Özgürlük her an! – Mavi Akrepp –
KOMŞULAR NE DER!
2 Yorum
- Yorumların Sıralanışı
- Yeniden Eskiye
- Eskiden Yeniye
Tek doğdun, tek öleceksin ve tek yargılanacaksın!
Şu cümlenin üstüne cümle kurulamaz. Kaleminize sağlık.
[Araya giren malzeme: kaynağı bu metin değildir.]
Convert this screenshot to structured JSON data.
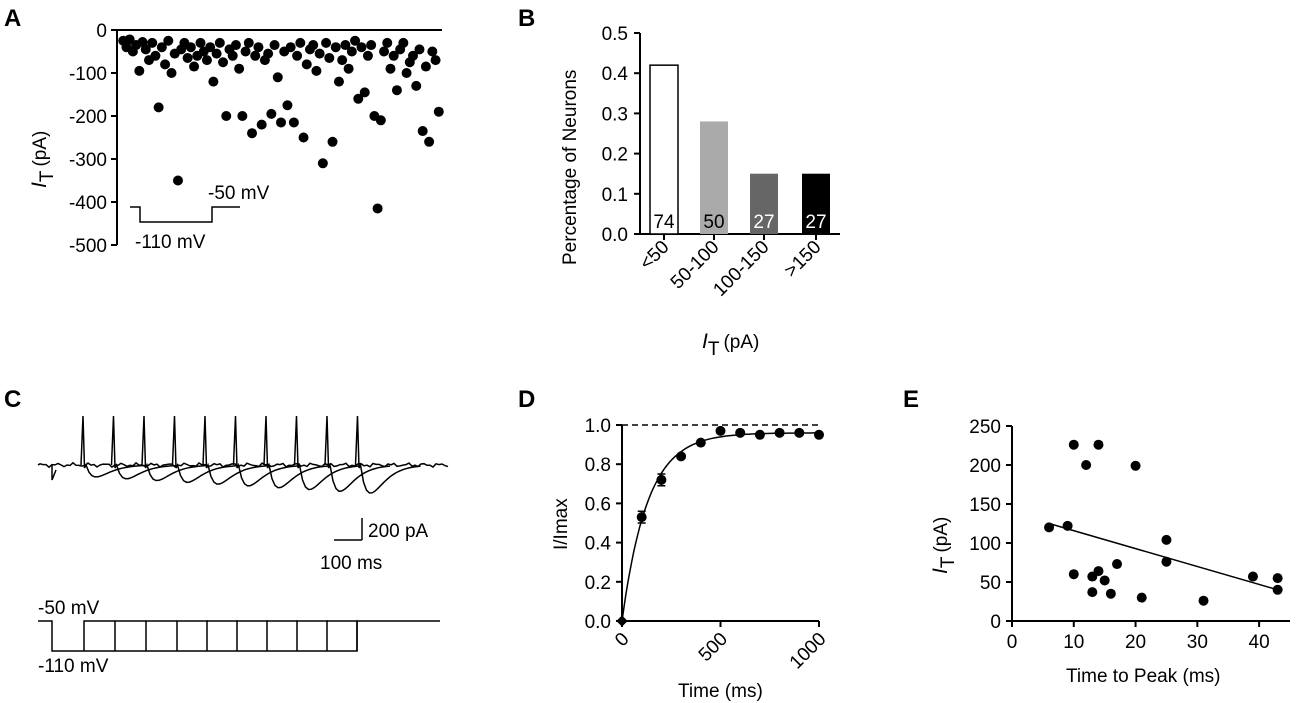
{
  "panels": {
    "A": {
      "label": "A",
      "chart_data": {
        "type": "scatter",
        "xlabel": "",
        "ylabel": "I_T (pA)",
        "ylabel_main": "I",
        "ylabel_sub": "T",
        "ylabel_unit": "(pA)",
        "ylim": [
          -500,
          0
        ],
        "yticks": [
          "0",
          "-100",
          "-200",
          "-300",
          "-400",
          "-500"
        ],
        "xlim": [
          0,
          200
        ],
        "points": [
          [
            2,
            -25
          ],
          [
            4,
            -40
          ],
          [
            6,
            -22
          ],
          [
            8,
            -50
          ],
          [
            10,
            -35
          ],
          [
            12,
            -95
          ],
          [
            14,
            -28
          ],
          [
            16,
            -45
          ],
          [
            18,
            -70
          ],
          [
            20,
            -30
          ],
          [
            22,
            -60
          ],
          [
            24,
            -180
          ],
          [
            26,
            -40
          ],
          [
            28,
            -80
          ],
          [
            30,
            -25
          ],
          [
            32,
            -100
          ],
          [
            34,
            -55
          ],
          [
            36,
            -350
          ],
          [
            38,
            -45
          ],
          [
            40,
            -30
          ],
          [
            42,
            -65
          ],
          [
            44,
            -40
          ],
          [
            46,
            -85
          ],
          [
            48,
            -60
          ],
          [
            50,
            -30
          ],
          [
            52,
            -50
          ],
          [
            54,
            -70
          ],
          [
            56,
            -40
          ],
          [
            58,
            -120
          ],
          [
            60,
            -55
          ],
          [
            62,
            -30
          ],
          [
            64,
            -75
          ],
          [
            66,
            -200
          ],
          [
            68,
            -45
          ],
          [
            70,
            -60
          ],
          [
            72,
            -35
          ],
          [
            74,
            -90
          ],
          [
            76,
            -200
          ],
          [
            78,
            -50
          ],
          [
            80,
            -30
          ],
          [
            82,
            -240
          ],
          [
            84,
            -60
          ],
          [
            86,
            -40
          ],
          [
            88,
            -220
          ],
          [
            90,
            -70
          ],
          [
            92,
            -55
          ],
          [
            94,
            -195
          ],
          [
            96,
            -35
          ],
          [
            98,
            -110
          ],
          [
            100,
            -215
          ],
          [
            102,
            -50
          ],
          [
            104,
            -175
          ],
          [
            106,
            -40
          ],
          [
            108,
            -215
          ],
          [
            110,
            -60
          ],
          [
            112,
            -30
          ],
          [
            114,
            -250
          ],
          [
            116,
            -80
          ],
          [
            118,
            -45
          ],
          [
            120,
            -35
          ],
          [
            122,
            -95
          ],
          [
            124,
            -55
          ],
          [
            126,
            -310
          ],
          [
            128,
            -30
          ],
          [
            130,
            -65
          ],
          [
            132,
            -260
          ],
          [
            134,
            -40
          ],
          [
            136,
            -120
          ],
          [
            138,
            -70
          ],
          [
            140,
            -35
          ],
          [
            142,
            -90
          ],
          [
            144,
            -50
          ],
          [
            146,
            -25
          ],
          [
            148,
            -160
          ],
          [
            150,
            -40
          ],
          [
            152,
            -145
          ],
          [
            154,
            -60
          ],
          [
            156,
            -35
          ],
          [
            158,
            -200
          ],
          [
            160,
            -415
          ],
          [
            162,
            -210
          ],
          [
            164,
            -50
          ],
          [
            166,
            -30
          ],
          [
            168,
            -90
          ],
          [
            170,
            -60
          ],
          [
            172,
            -140
          ],
          [
            174,
            -45
          ],
          [
            176,
            -30
          ],
          [
            178,
            -100
          ],
          [
            180,
            -75
          ],
          [
            182,
            -60
          ],
          [
            184,
            -130
          ],
          [
            186,
            -45
          ],
          [
            188,
            -235
          ],
          [
            190,
            -85
          ],
          [
            192,
            -260
          ],
          [
            194,
            -50
          ],
          [
            196,
            -70
          ],
          [
            198,
            -190
          ]
        ],
        "inset": {
          "hold": "-50 mV",
          "step": "-110 mV"
        }
      }
    },
    "B": {
      "label": "B",
      "chart_data": {
        "type": "bar",
        "title": "",
        "categories": [
          "<50",
          "50-100",
          "100-150",
          ">150"
        ],
        "values": [
          0.42,
          0.28,
          0.15,
          0.15
        ],
        "counts": [
          "74",
          "50",
          "27",
          "27"
        ],
        "colors": [
          "#ffffff",
          "#aaaaaa",
          "#666666",
          "#000000"
        ],
        "count_colors": [
          "#000000",
          "#000000",
          "#ffffff",
          "#ffffff"
        ],
        "ylabel": "Percentage of Neurons",
        "xlabel_main": "I",
        "xlabel_sub": "T",
        "xlabel_unit": "(pA)",
        "ylim": [
          0,
          0.5
        ],
        "yticks": [
          "0.0",
          "0.1",
          "0.2",
          "0.3",
          "0.4",
          "0.5"
        ]
      }
    },
    "C": {
      "label": "C",
      "scale_current": "200 pA",
      "scale_time": "100 ms",
      "protocol_hold": "-50 mV",
      "protocol_step": "-110 mV",
      "trace_count": 10
    },
    "D": {
      "label": "D",
      "chart_data": {
        "type": "line",
        "xlabel": "Time (ms)",
        "ylabel": "I/Imax",
        "xlim": [
          0,
          1000
        ],
        "ylim": [
          0,
          1.0
        ],
        "xticks": [
          "0",
          "500",
          "1000"
        ],
        "yticks": [
          "0.0",
          "0.2",
          "0.4",
          "0.6",
          "0.8",
          "1.0"
        ],
        "points": [
          {
            "x": 0,
            "y": 0.0,
            "err": 0
          },
          {
            "x": 100,
            "y": 0.53,
            "err": 0.03
          },
          {
            "x": 200,
            "y": 0.72,
            "err": 0.03
          },
          {
            "x": 300,
            "y": 0.84,
            "err": 0.01
          },
          {
            "x": 400,
            "y": 0.91,
            "err": 0.01
          },
          {
            "x": 500,
            "y": 0.97,
            "err": 0.0
          },
          {
            "x": 600,
            "y": 0.96,
            "err": 0.0
          },
          {
            "x": 700,
            "y": 0.95,
            "err": 0.0
          },
          {
            "x": 800,
            "y": 0.96,
            "err": 0.0
          },
          {
            "x": 900,
            "y": 0.96,
            "err": 0.0
          },
          {
            "x": 1000,
            "y": 0.95,
            "err": 0.0
          }
        ],
        "fit": {
          "amplitude": 0.96,
          "tau_ms": 130
        },
        "reference_line": 1.0
      }
    },
    "E": {
      "label": "E",
      "chart_data": {
        "type": "scatter",
        "xlabel": "Time to Peak (ms)",
        "ylabel_main": "I",
        "ylabel_sub": "T",
        "ylabel_unit": "(pA)",
        "xlim": [
          0,
          45
        ],
        "ylim": [
          0,
          250
        ],
        "xticks": [
          "0",
          "10",
          "20",
          "30",
          "40"
        ],
        "yticks": [
          "0",
          "50",
          "100",
          "150",
          "200",
          "250"
        ],
        "points": [
          [
            6,
            120
          ],
          [
            9,
            122
          ],
          [
            10,
            60
          ],
          [
            10,
            226
          ],
          [
            12,
            200
          ],
          [
            13,
            37
          ],
          [
            13,
            57
          ],
          [
            14,
            226
          ],
          [
            14,
            64
          ],
          [
            15,
            52
          ],
          [
            16,
            35
          ],
          [
            17,
            73
          ],
          [
            20,
            199
          ],
          [
            21,
            30
          ],
          [
            25,
            104
          ],
          [
            25,
            76
          ],
          [
            31,
            26
          ],
          [
            39,
            57
          ],
          [
            43,
            55
          ],
          [
            43,
            40
          ]
        ],
        "regression": [
          [
            6,
            125
          ],
          [
            43,
            40
          ]
        ]
      }
    }
  }
}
Başarılar dilerim
Yazmış olduğunuz makalede vurguladığınız noktalar ve tespitler son derece doğru lakin altını çizmek istediğim bir husus var . Herşey bu kadar kötü ve herkes bu kadar acımasızken dönüp arkana bakman söylenenlere kulak asman duymaman gerekenleri daima duyman senin de tuhafına gitmiyor mu ? Benim hayatım , benim kurallarım var diyebilmeli insan. şartlar her ne olursa olsun asla taviz vermeden , boyun eğmeden ve zaman çok geçmeden ders almalı ki hayatında bir yer bile edinemeyen insanların varlığı varla yok arası meçhul olan zavallıların gerektiğinde en iyi cevabını verebilmeli yaptıkların ve yapacakların . Bazen senin konuşmana gerek kalmaz susarsın seni susturamayacaklarını kaleminle anlarlar sadece yazarsın kelimelerin konuşur bütün insanlığa kendini insan yerine koyan zavallılara . Yazılarının devamını takip edeceğim eline yüreğine sağlık .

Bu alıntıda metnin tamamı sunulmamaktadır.